6. If you must bridge middleware logic, redirect to a handler that sets the cookie
Sometimes you want middleware to detect a condition and initiate a session update. In that case, let middleware redirect to a dedicated route that performs the actual write:
import { NextResponse } from 'next/server'
export function middleware(request) {
const shouldRefresh = request.nextUrl.searchParams.get('refresh') === '1'
if (shouldRefresh) {
return NextResponse.redirect(new URL('/api/refresh-session', request.url))
}
return NextResponse.next()
}
Then set the cookie in the route handler:
import { NextResponse } from 'next/server'
export async function GET() {
const response = NextResponse.redirect(new URL('/dashboard', process.env.NEXT_PUBLIC_APP_URL))
response.cookies.set('session', 'new-value', {
httpOnly: true,
secure: process.env.NODE_ENV === 'production',
sameSite: 'lax',
path: '/',
})
return response
}
This preserves your middleware-driven control flow while keeping cookie persistence on a proper response.
Common Edge Cases
1. Cookie appears in development but fails in production
This is often caused by secure, domain, or sameSite settings. For example:
- secure: true requires HTTPS.
- An incorrect domain prevents the browser from storing the cookie.
- sameSite=’strict’ can block some auth return flows.
Even after fixing the middleware issue, these attributes must still be correct.
2. Session is set, but middleware still cannot read it immediately
If the cookie is written on one response, middleware will only see it on the next incoming request. Middleware cannot retroactively read a cookie that is being created later in the same response chain.
3. Rewrites and redirects hide the real response behavior
If middleware rewrites to another destination, you may inspect the wrong request in devtools. Always check the final response that is responsible for setting the cookie.
4. Multiple cookie writers override each other
If middleware, route handlers, and auth libraries all touch the same cookie name, later writes can replace earlier ones. Use one clear owner for the session cookie.
5. Edge runtime compatibility issues
Some session libraries depend on Node.js behavior that is not fully compatible with the Edge Runtime. Even if cookie headers are corrected, verify that your session library officially supports your runtime target.
6. CDN or proxy layers strip headers
If you deploy behind a reverse proxy, make sure Set-Cookie headers are forwarded unchanged. This is less common than the middleware issue, but it can look identical from the browser side.
FAQ
Can I ever set cookies in Next.js middleware?
Yes, but it is best for simple scenarios where Next.js middleware cookie handling is sufficient. For persistent authenticated sessions with libraries like iron-session, writing cookies in a route handler or API route is much more reliable.
Why does Next.js use x-middleware-set-cookie at all?
Because middleware runs in a specialized pipeline where Next.js may carry response mutations internally before finalizing the outgoing response. That internal transport is not always equivalent to a standard browser-facing Set-Cookie flow for every integration.
What is the best long-term fix for this issue?

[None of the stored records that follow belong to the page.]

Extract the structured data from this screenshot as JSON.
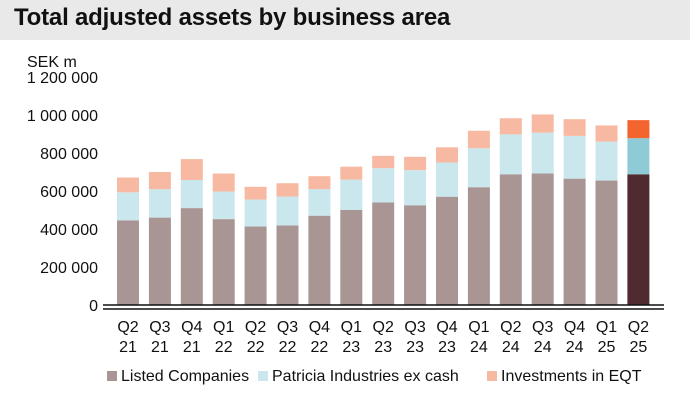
{
  "chart_data": {
    "type": "bar",
    "stacked": true,
    "title": "Total adjusted assets by business area",
    "ylabel": "SEK m",
    "ylim": [
      0,
      1200000
    ],
    "yticks": [
      0,
      200000,
      400000,
      600000,
      800000,
      1000000,
      1200000
    ],
    "ytick_labels": [
      "0",
      "200 000",
      "400 000",
      "600 000",
      "800 000",
      "1 000 000",
      "1 200 000"
    ],
    "grid": false,
    "legend_position": "bottom",
    "categories": [
      [
        "Q2",
        "21"
      ],
      [
        "Q3",
        "21"
      ],
      [
        "Q4",
        "21"
      ],
      [
        "Q1",
        "22"
      ],
      [
        "Q2",
        "22"
      ],
      [
        "Q3",
        "22"
      ],
      [
        "Q4",
        "22"
      ],
      [
        "Q1",
        "23"
      ],
      [
        "Q2",
        "23"
      ],
      [
        "Q3",
        "23"
      ],
      [
        "Q4",
        "23"
      ],
      [
        "Q1",
        "24"
      ],
      [
        "Q2",
        "24"
      ],
      [
        "Q3",
        "24"
      ],
      [
        "Q4",
        "24"
      ],
      [
        "Q1",
        "25"
      ],
      [
        "Q2",
        "25"
      ]
    ],
    "series": [
      {
        "name": "Listed Companies",
        "color": "#a99593",
        "highlight_color": "#4f2a31",
        "values": [
          445000,
          460000,
          510000,
          452000,
          413000,
          419000,
          470000,
          500000,
          540000,
          525000,
          570000,
          620000,
          688000,
          692000,
          665000,
          655000,
          688000
        ]
      },
      {
        "name": "Patricia Industries ex cash",
        "color": "#c9e7ec",
        "highlight_color": "#8ecbd6",
        "values": [
          148000,
          150000,
          148000,
          145000,
          142000,
          152000,
          140000,
          160000,
          180000,
          185000,
          180000,
          205000,
          210000,
          215000,
          225000,
          205000,
          190000
        ]
      },
      {
        "name": "Investments in EQT",
        "color": "#f8b9a3",
        "highlight_color": "#f4642f",
        "values": [
          78000,
          90000,
          110000,
          95000,
          67000,
          70000,
          68000,
          68000,
          65000,
          70000,
          80000,
          92000,
          85000,
          96000,
          88000,
          85000,
          95000
        ]
      }
    ]
  }
}
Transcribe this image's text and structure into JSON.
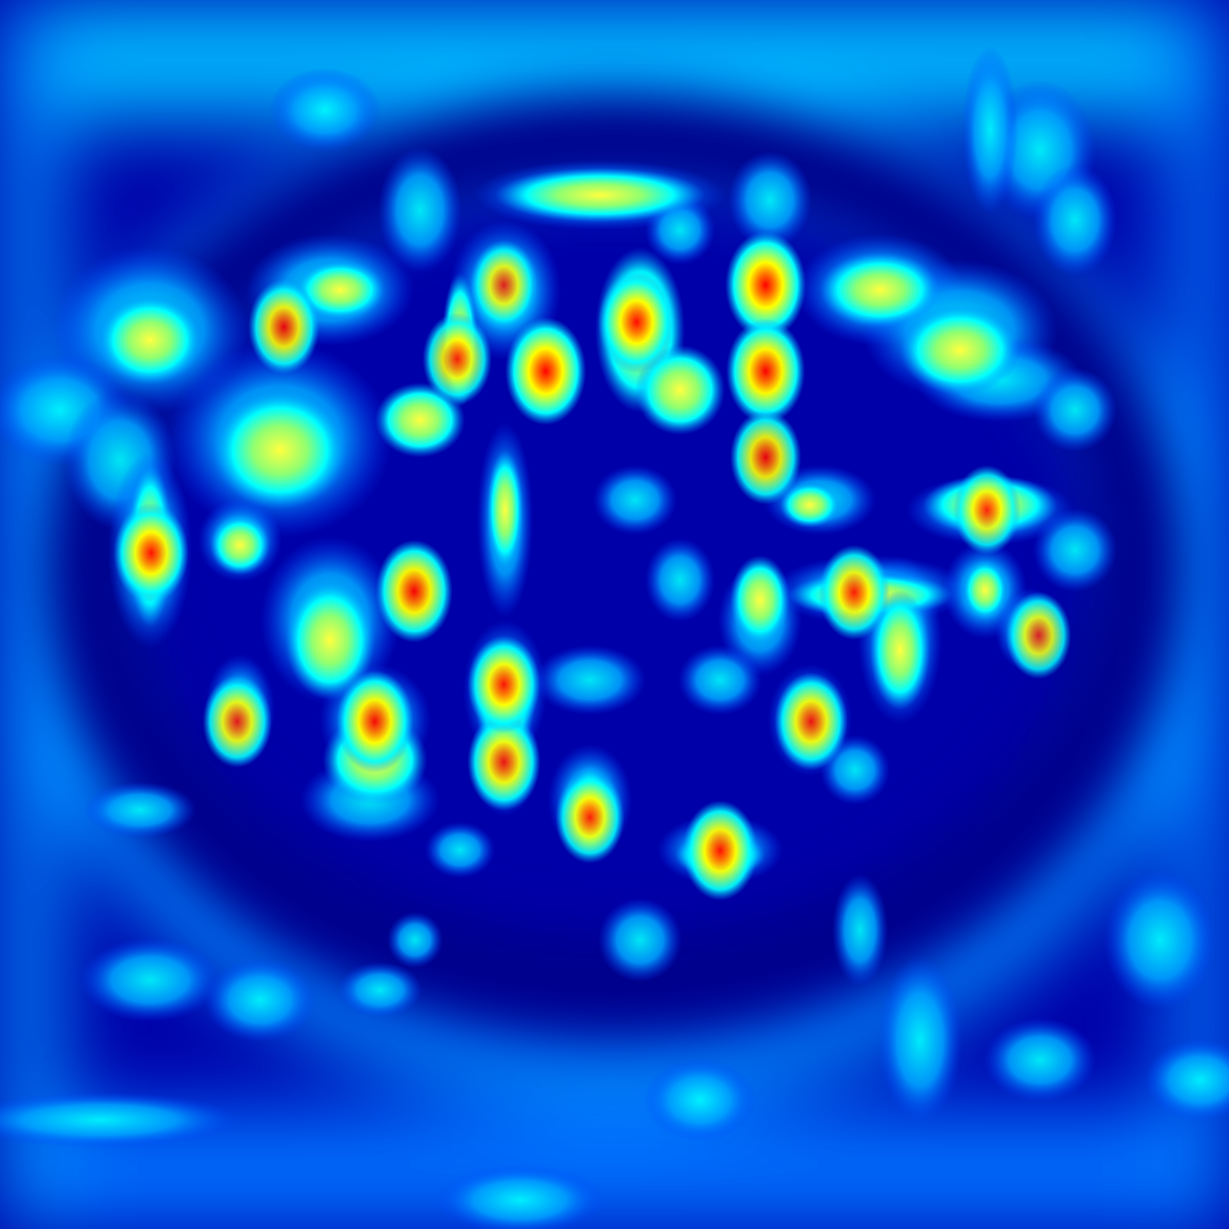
{
  "image": {
    "kind": "jet-colormap activation heatmap",
    "colormap": [
      "#00007f",
      "#0000ff",
      "#0080ff",
      "#00ffff",
      "#80ff80",
      "#ffff00",
      "#ff8000",
      "#ff0000"
    ]
  },
  "chart_data": {
    "type": "heatmap",
    "title": "",
    "xlabel": "",
    "ylabel": "",
    "colormap": "jet",
    "value_range": [
      0,
      1
    ],
    "grid": false,
    "legend": "none",
    "hotspots": [
      {
        "x": 0.623,
        "y": 0.232,
        "value": 1.0
      },
      {
        "x": 0.444,
        "y": 0.302,
        "value": 1.0
      },
      {
        "x": 0.623,
        "y": 0.302,
        "value": 0.95
      },
      {
        "x": 0.518,
        "y": 0.262,
        "value": 0.9
      },
      {
        "x": 0.337,
        "y": 0.481,
        "value": 0.9
      },
      {
        "x": 0.305,
        "y": 0.587,
        "value": 0.9
      },
      {
        "x": 0.586,
        "y": 0.692,
        "value": 0.85
      },
      {
        "x": 0.123,
        "y": 0.45,
        "value": 0.85
      },
      {
        "x": 0.41,
        "y": 0.62,
        "value": 0.8
      },
      {
        "x": 0.66,
        "y": 0.587,
        "value": 0.8
      },
      {
        "x": 0.231,
        "y": 0.266,
        "value": 0.75
      },
      {
        "x": 0.41,
        "y": 0.557,
        "value": 0.8
      },
      {
        "x": 0.695,
        "y": 0.482,
        "value": 0.75
      },
      {
        "x": 0.193,
        "y": 0.587,
        "value": 0.7
      },
      {
        "x": 0.623,
        "y": 0.372,
        "value": 0.75
      },
      {
        "x": 0.803,
        "y": 0.415,
        "value": 0.65
      },
      {
        "x": 0.372,
        "y": 0.292,
        "value": 0.7
      },
      {
        "x": 0.41,
        "y": 0.232,
        "value": 0.65
      },
      {
        "x": 0.48,
        "y": 0.665,
        "value": 0.7
      },
      {
        "x": 0.845,
        "y": 0.517,
        "value": 0.6
      }
    ]
  }
}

The best fix is architectural: use middleware to read and gate requests, and use route handlers, API routes, or server-side auth endpoints to write session cookies. That aligns your app with standard HTTP behavior and avoids fragile middleware-specific cookie semantics.
If you are reproducing this issue with the sample repository linked in the GitHub report, the practical resolution is to refactor session persistence out of middleware, verify that the final response includes Set-Cookie, and keep middleware limited to redirects, rewrites, and lightweight cookie reads.